En mars 2011, les milieux d’affaires s’interrogeaient sur la rapidité avec laquelle le groupe Bolloré avait repris le terminal à conteneurs de Conakry. Sept ans plus tard, alors que la justice française a déterré ce dossier et que Vincent Bolloré est mis en examen, il nous a paru judicieux de fouiller dans lss archives.
Edito du 16 mars 2011
La manière dont s’est opéré le retour du groupe Bolloré dans le port de Conakry soulève un tsunami de questions. Non pas seulement qu’il s’agisse de la poursuite d’une stratégie de verrouillage définitif du Golfe de Guinée, que nous dénonçons, car elle est, nous semble-t-il, dangereuse pour la souveraineté des Etats concernés et pernicieuse pour le sacro-saint principe de libre concurrence, lequel ne peut pas s’accommoder de positions aussi dominantes.
Non pas seulement, en ce qui nous concerne, par rejet d’un monopole de fait qui est en train de s’instituer tout le long d’un tracé qui coïncide rageusement avec la façade des ex-colonies françaises. Les symboles aussi ont leur poids.
Non pas, parce que Bolloré lui-même, est la survivance d’un certain système, d’abord colonial, puis néocolonial, tirant son poids des relations privilégiées avec les occupants des palais présidentiels, en civil ou en kaki.
Rien de tout cela
Ce retour interpelle par sa rapidité brutale en regard du droit commercial (qui nous a habitué à des délais de traitement de dossiers plus longs), par sa charge symbolique en regard des Guinéens, qui n’ont pas encore fini de fêter la nation retrouvée. Le président Alpha Condé, militant de première heure pour la liberté, sait bien que cette notion de démocratie va de pair avec la bonne gouvernance.
Or, démocratie et bonne gouvernance deviennent de vains slogans de campagne s’ils ne reposent pas sur la promotion du droit. Que Bolloré, arrivé deuxième sur la liste d’un appel d’offres, reprenne le projet à GETMA, classé premier mais qui, depuis la signature de la concession en 2008, n’aurait pas respecté son cahier de charges, ne libérant qu’à peine le quart du capital, c’est fort plausible. Ne sommes-nous pas en Afrique, où les cahiers de charges ne représentent que la face visible de l’iceberg ?
Mais, que le contrat soit résilié par décret présidentiel, sans préavis, de manière irrévocable, pour être confié séance tenante à Bolloré, interpelle forcément.

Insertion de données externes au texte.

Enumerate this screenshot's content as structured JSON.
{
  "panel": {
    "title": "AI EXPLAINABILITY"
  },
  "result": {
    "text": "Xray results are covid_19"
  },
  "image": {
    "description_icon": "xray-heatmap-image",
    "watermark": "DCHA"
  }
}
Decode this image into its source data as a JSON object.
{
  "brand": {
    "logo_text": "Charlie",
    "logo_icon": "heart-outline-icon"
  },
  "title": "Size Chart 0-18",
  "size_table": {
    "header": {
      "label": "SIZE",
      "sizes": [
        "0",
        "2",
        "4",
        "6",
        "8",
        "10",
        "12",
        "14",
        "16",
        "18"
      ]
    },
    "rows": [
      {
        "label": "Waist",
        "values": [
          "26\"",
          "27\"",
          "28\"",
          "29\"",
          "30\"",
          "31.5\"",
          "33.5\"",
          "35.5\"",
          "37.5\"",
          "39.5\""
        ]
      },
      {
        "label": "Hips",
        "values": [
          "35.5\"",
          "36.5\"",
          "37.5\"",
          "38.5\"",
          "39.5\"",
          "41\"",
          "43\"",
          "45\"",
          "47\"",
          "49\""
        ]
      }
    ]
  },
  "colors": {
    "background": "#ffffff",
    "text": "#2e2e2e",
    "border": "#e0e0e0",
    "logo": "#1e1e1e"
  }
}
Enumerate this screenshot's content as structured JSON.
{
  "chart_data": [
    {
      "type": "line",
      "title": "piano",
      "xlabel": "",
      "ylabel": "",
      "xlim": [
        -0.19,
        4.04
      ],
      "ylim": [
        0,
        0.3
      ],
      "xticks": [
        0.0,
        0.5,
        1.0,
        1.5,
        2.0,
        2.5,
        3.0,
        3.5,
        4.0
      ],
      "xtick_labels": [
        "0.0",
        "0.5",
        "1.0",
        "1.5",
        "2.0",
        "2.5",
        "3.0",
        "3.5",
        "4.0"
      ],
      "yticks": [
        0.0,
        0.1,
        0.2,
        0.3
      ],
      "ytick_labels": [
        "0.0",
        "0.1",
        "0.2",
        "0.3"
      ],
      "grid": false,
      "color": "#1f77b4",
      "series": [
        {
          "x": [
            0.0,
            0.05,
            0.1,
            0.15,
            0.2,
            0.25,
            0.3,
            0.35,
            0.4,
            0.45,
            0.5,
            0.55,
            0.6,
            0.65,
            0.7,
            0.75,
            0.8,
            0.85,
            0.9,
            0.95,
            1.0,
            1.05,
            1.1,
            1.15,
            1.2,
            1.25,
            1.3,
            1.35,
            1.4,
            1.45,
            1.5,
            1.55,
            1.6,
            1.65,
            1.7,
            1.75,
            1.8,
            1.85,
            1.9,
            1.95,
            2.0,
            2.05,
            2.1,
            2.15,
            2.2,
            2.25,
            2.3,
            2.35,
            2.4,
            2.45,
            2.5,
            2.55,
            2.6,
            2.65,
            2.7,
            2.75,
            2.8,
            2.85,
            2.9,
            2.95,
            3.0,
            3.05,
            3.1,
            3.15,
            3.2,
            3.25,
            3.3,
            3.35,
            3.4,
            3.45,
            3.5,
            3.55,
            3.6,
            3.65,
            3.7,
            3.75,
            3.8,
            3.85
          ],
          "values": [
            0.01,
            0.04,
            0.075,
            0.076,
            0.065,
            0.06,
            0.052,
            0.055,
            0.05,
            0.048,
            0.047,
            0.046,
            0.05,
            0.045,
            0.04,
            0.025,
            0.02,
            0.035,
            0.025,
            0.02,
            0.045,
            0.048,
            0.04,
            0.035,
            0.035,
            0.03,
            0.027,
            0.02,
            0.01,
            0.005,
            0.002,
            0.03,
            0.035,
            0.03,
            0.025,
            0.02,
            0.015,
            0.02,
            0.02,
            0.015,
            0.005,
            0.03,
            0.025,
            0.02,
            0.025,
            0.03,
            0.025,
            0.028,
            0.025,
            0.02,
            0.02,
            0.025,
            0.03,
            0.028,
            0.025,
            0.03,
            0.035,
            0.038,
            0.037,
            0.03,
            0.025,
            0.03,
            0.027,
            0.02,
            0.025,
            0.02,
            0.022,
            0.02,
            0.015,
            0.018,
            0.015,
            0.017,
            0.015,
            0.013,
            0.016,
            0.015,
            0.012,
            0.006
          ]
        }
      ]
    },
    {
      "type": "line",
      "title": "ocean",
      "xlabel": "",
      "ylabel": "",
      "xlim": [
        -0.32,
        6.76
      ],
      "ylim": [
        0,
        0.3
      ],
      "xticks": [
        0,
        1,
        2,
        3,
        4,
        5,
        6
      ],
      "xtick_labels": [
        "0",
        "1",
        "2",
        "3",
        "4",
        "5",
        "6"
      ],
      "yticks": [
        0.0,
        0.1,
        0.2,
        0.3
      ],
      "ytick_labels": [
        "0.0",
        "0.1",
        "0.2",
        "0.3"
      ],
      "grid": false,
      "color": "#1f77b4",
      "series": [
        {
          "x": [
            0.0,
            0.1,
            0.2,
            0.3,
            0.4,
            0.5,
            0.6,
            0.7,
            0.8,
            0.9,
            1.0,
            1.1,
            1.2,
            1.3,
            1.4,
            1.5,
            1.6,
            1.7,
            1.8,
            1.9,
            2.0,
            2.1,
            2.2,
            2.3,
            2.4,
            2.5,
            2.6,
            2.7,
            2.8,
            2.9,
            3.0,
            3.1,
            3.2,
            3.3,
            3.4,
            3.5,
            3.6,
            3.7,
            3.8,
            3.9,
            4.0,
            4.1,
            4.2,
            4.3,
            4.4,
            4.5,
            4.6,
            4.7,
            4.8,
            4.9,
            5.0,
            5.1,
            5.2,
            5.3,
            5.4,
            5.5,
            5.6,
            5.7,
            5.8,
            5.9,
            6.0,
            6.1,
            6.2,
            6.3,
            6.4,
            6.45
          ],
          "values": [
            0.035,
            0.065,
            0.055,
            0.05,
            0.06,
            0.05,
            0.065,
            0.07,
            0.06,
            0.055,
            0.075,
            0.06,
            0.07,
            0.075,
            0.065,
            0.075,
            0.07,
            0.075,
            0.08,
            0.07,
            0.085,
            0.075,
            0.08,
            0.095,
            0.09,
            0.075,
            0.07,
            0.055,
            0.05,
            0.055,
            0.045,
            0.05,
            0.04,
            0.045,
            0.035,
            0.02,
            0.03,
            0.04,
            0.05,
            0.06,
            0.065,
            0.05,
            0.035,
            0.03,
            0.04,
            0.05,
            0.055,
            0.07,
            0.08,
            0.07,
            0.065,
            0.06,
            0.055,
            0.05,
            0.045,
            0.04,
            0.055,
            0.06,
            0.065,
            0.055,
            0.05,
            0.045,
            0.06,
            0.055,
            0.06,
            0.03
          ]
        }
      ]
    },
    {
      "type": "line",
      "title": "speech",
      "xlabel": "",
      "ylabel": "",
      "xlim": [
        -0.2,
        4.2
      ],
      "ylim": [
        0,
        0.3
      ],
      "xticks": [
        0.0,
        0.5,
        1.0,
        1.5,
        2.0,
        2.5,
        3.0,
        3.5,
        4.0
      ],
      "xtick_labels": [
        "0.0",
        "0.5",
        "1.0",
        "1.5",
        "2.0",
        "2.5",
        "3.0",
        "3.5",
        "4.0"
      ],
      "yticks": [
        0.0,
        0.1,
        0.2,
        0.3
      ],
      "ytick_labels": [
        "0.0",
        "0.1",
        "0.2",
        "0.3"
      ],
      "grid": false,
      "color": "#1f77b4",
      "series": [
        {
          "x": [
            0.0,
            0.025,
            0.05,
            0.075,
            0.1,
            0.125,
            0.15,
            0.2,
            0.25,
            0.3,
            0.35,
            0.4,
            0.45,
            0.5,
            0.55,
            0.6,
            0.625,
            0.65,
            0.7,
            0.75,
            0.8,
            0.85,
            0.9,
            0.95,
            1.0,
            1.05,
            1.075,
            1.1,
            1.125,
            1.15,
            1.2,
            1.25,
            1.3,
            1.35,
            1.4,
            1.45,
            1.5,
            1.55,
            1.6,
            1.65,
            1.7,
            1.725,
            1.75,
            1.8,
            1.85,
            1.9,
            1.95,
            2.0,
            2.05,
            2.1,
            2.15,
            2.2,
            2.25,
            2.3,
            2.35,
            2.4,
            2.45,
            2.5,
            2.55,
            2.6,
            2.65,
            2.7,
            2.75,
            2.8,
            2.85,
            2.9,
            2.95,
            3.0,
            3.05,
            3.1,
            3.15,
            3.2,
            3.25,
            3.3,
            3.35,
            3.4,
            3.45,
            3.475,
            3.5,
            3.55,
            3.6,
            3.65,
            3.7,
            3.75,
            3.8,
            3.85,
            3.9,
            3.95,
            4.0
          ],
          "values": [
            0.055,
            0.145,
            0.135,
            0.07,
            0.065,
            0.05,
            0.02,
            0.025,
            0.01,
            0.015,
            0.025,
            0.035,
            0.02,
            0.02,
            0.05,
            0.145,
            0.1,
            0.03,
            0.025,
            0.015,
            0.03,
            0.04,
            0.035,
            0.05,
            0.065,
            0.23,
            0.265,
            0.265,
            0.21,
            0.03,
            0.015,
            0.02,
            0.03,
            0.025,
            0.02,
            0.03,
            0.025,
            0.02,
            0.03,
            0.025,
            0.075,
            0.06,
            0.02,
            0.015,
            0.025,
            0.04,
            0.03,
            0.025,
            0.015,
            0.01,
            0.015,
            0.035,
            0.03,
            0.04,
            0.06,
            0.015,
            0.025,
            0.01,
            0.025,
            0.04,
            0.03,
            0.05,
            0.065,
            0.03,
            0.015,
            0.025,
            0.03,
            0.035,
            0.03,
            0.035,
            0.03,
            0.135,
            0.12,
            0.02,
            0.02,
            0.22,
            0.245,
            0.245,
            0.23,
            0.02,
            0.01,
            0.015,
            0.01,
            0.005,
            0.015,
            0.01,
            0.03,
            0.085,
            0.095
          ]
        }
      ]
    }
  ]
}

Surtout quand on sait que l’homme d’affaires français, a, début février, effectué un voyage fort médiatisée au Palais présidentiel de Conakry, puis au port de Conakry, s’offrant au passage une visite guidée du terminal à conteneurs encore géré par GETMA.
C’est dire que, si le fond du dossier est une banale question de non respect de cahier de charges, sa forme, quant à elle, nous fait craindre le retour de cette Afrique où le droit est instrumentalisé pour servir les relations personnelles au détriment des dispositions institutionnelles, conçues pour faire prévaloir la justice. Bien évidemment, le président Condé qui, tout le long d’une carrière politique respectable, a combattu les dérives de cette Afrique là, où les régimes dictatoriaux offraient des marchés juteux aux multinationales en échange de leurs protections et de leurs cadeaux, dispose de paramètres que la presse n’a pas.
Mais, à travers cet épisode, la communauté des affaires a pu apprécier son mode opératoire de prise de décision, rapide et tranchée. Ce qui renseigne sur la détermination de celui qui veut sortir son pays d’un permanent scandale géologique qui le mine depuis plus d’un demi-siècle. A Conakry, la route vers l’émergence d’un Etat de droit ne sera pas, il est certain, un long fleuve tranquille.